Last week, Greece and its international creditors reached a deal on a series of reforms that paved the path for progress in its bailout process. Greece would receive a bailout of around €7 billion in new rescue loans. The breakthrough following a long impasse over multiple issues on the bailout cleared the way for the release of the next tranche of funds crucial to Greece’s economic revival.
Staff teams from the European Commission, European Stability Mechanism, ECB and IMF reached a preliminary agreement with Greek authorities on a policy package to support the country’s recovery. Greek authorities have confirmed their intent to swiftly implement a package of 140 separate actions in return for a new round of aid from the European Stability Mechanism bailout fund. The process is already underway. The new legislation is required to execute around 60 actions, including healthcare changes, increasing the powers of the new independent revenue agency, the rollout of a guaranteed minimum income scheme, and labour market reforms. This preliminary agreement would be complemented by further discussions in the upcoming weeks on Greece’s debt sustainability and would determine the IMF’s participation in the bailout programme. The package includes two additional fiscal measures for 2019–2020: cuts in pensions and income tax credits, each costing 1% of the GDP. These may be offset by additional social spending if Greece continues to exceed its target for the primary budget surplus.
Creditors demanded that Greece pass a single law by 18 May to implement a slew of economic reforms before Eurozone ministers meet on 22 May to sign off on the new loan. The funds are required to help Greece to repay big debts in July. The reforms would also clear the way for talks with the Greek government on new debt-relief measures. If there is no agreement on 22 May, Eurozone finance ministers will meet again on 15 June.

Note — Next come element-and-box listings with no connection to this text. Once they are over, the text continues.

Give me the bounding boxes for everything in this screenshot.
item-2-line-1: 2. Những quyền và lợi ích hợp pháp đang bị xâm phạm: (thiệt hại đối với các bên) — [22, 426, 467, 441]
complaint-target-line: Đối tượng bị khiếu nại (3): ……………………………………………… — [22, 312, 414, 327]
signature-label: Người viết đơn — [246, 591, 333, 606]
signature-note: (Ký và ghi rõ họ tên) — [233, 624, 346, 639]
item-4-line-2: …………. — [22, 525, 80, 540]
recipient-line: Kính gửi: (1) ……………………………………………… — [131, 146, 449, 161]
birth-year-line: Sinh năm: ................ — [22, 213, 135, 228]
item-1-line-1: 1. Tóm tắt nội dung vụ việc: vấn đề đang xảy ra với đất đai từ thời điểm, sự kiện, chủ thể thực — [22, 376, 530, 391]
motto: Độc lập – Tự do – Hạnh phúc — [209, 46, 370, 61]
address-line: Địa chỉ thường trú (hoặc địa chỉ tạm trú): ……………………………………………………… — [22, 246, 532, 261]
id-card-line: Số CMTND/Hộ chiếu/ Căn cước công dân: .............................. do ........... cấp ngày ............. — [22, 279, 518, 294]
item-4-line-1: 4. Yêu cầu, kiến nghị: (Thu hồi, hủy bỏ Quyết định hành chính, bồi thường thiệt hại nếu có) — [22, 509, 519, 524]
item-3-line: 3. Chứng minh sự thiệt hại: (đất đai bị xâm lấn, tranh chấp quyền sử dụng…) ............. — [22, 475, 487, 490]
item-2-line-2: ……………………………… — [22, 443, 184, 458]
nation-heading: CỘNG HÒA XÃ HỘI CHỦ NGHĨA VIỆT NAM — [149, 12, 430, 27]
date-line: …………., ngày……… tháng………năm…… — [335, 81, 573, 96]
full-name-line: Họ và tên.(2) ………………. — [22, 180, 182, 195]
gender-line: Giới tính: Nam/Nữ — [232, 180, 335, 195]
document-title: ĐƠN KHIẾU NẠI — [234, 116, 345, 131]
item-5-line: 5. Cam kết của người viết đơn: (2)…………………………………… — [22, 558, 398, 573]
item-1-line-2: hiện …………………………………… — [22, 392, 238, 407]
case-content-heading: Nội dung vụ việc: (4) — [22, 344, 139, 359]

Growth forecast and primary surplus
The uncertainty over the outcome of the talks is weighing on the country’s economy, despite progress in the long-stalled bailout. The growth forecast for 2017 (to be published on 11 May) would be revised downward from 2.4% to approximately 2%. Meanwhile, Greece surpassed its financial targets. The primary surplus was 4.2% of economic output in 2016, beating the 0.5% of GDP target for the year and much ahead of the 3.5% target set for 2018.This outperformance could be attributed to one-off events such as higher tax revenues. If Greece continues to achieve a primary surplus target of 3.5%, the cuts in pension and tax credit would be offset by additional spending on welfare benefits, public investment and measures to support the labour market.
ASE weekly performance
Greece’s stock markets ended higher for the second consecutive week as Greece reached a deal with its creditors. The Athens Stock Exchange (ASE) added 5.9% to 753.99 for the week ended 5 May, 2017 after gaining 6.0% in the previous week. Subsequently, the Athens Banking Index (ASEDTR) expanded 11.8% during the week.
Exhibit 1: ASE’s YTD performance, banking sector sub-index
However, uncertainty still exists, given the IMF’s unwillingness to join the bailout programme, as the agency considers the debt load unsustainable. Germany has insisted that IMF join the programme, being hostile to the idea of a debt cut, as it is the biggest single contributor to a bailout that would exceed €180 billion once the next tranche of loans is issued.